Lecteur, ô mon lecteur

À chacun son horaire, sa plage de disponibilité. De telle à telle heure, l’auteur sera là, juste là, de l’autre côté de ses piles de livres pour répondre à vos questions, à votre petit signe de la main, à votre salutation, disponible pour signer votre exemplaire en point d’orgue d’une dédicace qu’il rédige avec plus ou moins d’aplomb. Chez lui, en effet, souvent un léger flottement et pas toujours pour chercher ce qu’il voudrait vous écrire: tout d’un coup cette écriture à nu, intime, qui n’est plus soutenue, plus rassurée par tout le travail éditorial et ses nombreuses relectures.

Certains cherchent les lecteurs du regard et vous font au quart de tour un sourire avenant, prometteur et cordial, alors que d’autres ont le nez plongé dans leur iPhone, lisent le livre offert par leur voisin de table, se mettent à causer avec ledit voisin, à rigoler, à se marrer même assez franchement, à débattre au sujet des qualités littéraires respectives de tel auteur pris au milieu d’une effervescence de fans survoltés ou de tel autre, assis, stoïque, au bout d’une interminable file bien ordonnée de lecteurs éduqués et patients.
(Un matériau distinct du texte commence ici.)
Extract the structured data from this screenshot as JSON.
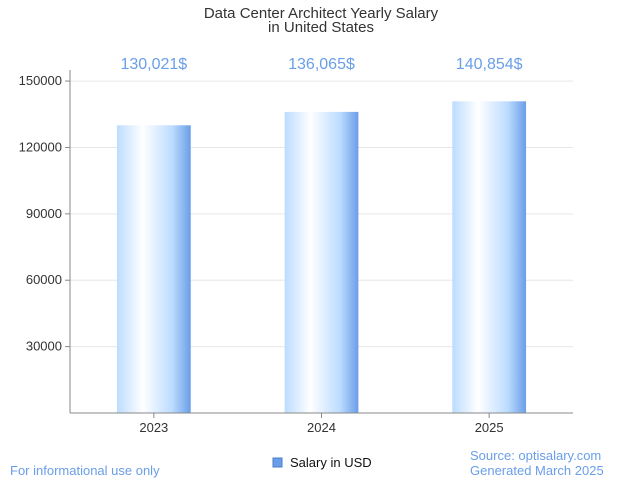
{
  "chart_data": {
    "type": "bar",
    "title": [
      "Data Center Architect Yearly Salary",
      "in United States"
    ],
    "categories": [
      "2023",
      "2024",
      "2025"
    ],
    "series": [
      {
        "name": "Salary in USD",
        "values": [
          130021,
          136065,
          140854
        ],
        "labels": [
          "130,021$",
          "136,065$",
          "140,854$"
        ],
        "color": "#6a9ee8"
      }
    ],
    "ylim": [
      0,
      155000
    ],
    "yticks": [
      30000,
      60000,
      90000,
      120000,
      150000
    ],
    "ytick_labels": [
      "30000",
      "60000",
      "90000",
      "120000",
      "150000"
    ],
    "grid": true,
    "legend": "bottom-center"
  },
  "footer": {
    "left": "For informational use only",
    "source": "Source: optisalary.com",
    "generated": "Generated March 2025"
  },
  "colors": {
    "bar_light": "#ffffff",
    "bar_mid": "#bcdcff",
    "bar_dark": "#6a9ee8",
    "grid": "#e6e6e6",
    "axis": "#888888"
  }
}
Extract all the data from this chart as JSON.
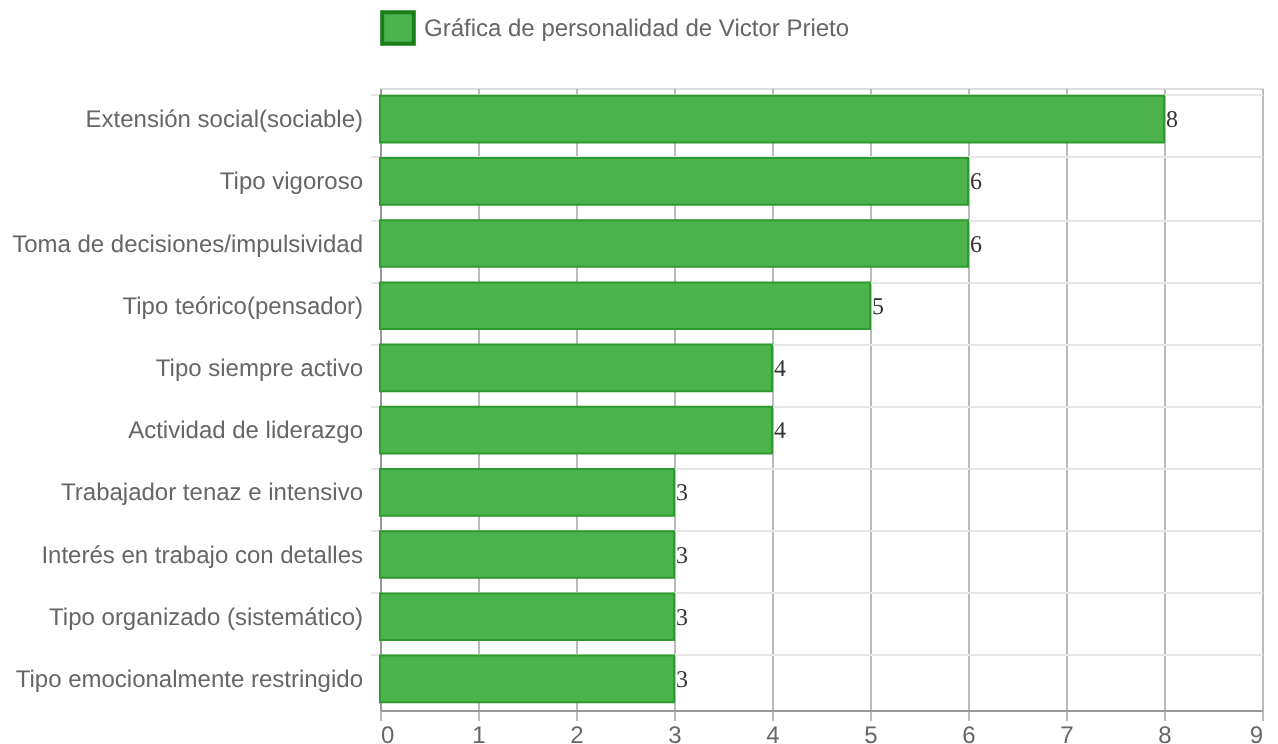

L’œil sombre et le sourcil froncé, l’un des auteurs, c’est le moins qu’on puisse dire, est contrarié: professionnel scrupuleux, il a rempli son formulaire en indiquant la moindre de ses disponibilités tout au long du weekend. Notre homme, qui est un homme de parole, refuse de faire mentir les horaires affichés sous la tente: enchaîné par son serment à sa longue table noyée sous les livres, il a mal au dos assis, mal au dos debout et il se lamente.

Cher lecteur, c’est pour toi que j’ai écrit ce livre, pour toi que, durant ces jours et ces nuits, j’ai déversé mes larmes, ma sueur et mon sang dans le miroir de mon écran! Je te saurais dès lors gré, ô mon ami, ô mon compagnon, de rendre honneur à ce sacrifice que je fais pour toi en restant là, devant ces exemplaires de mon œuvre dont l’un t’est personnellement destiné. Vois ce beau ciel dégagé! Ce soleil rayonnant! Ces vagues indolentes, caressées par l’air doux de cette fin d’été… Mon lecteur, c’est toi que j’attends! Suis le cours de ces allées de livres jusqu’à moi pour donner enfin ton corps et ton visage à cette rencontre qui n’a jamais cessé d’être, sois-en persuadé, à l’horizon de chacune de mes phrases!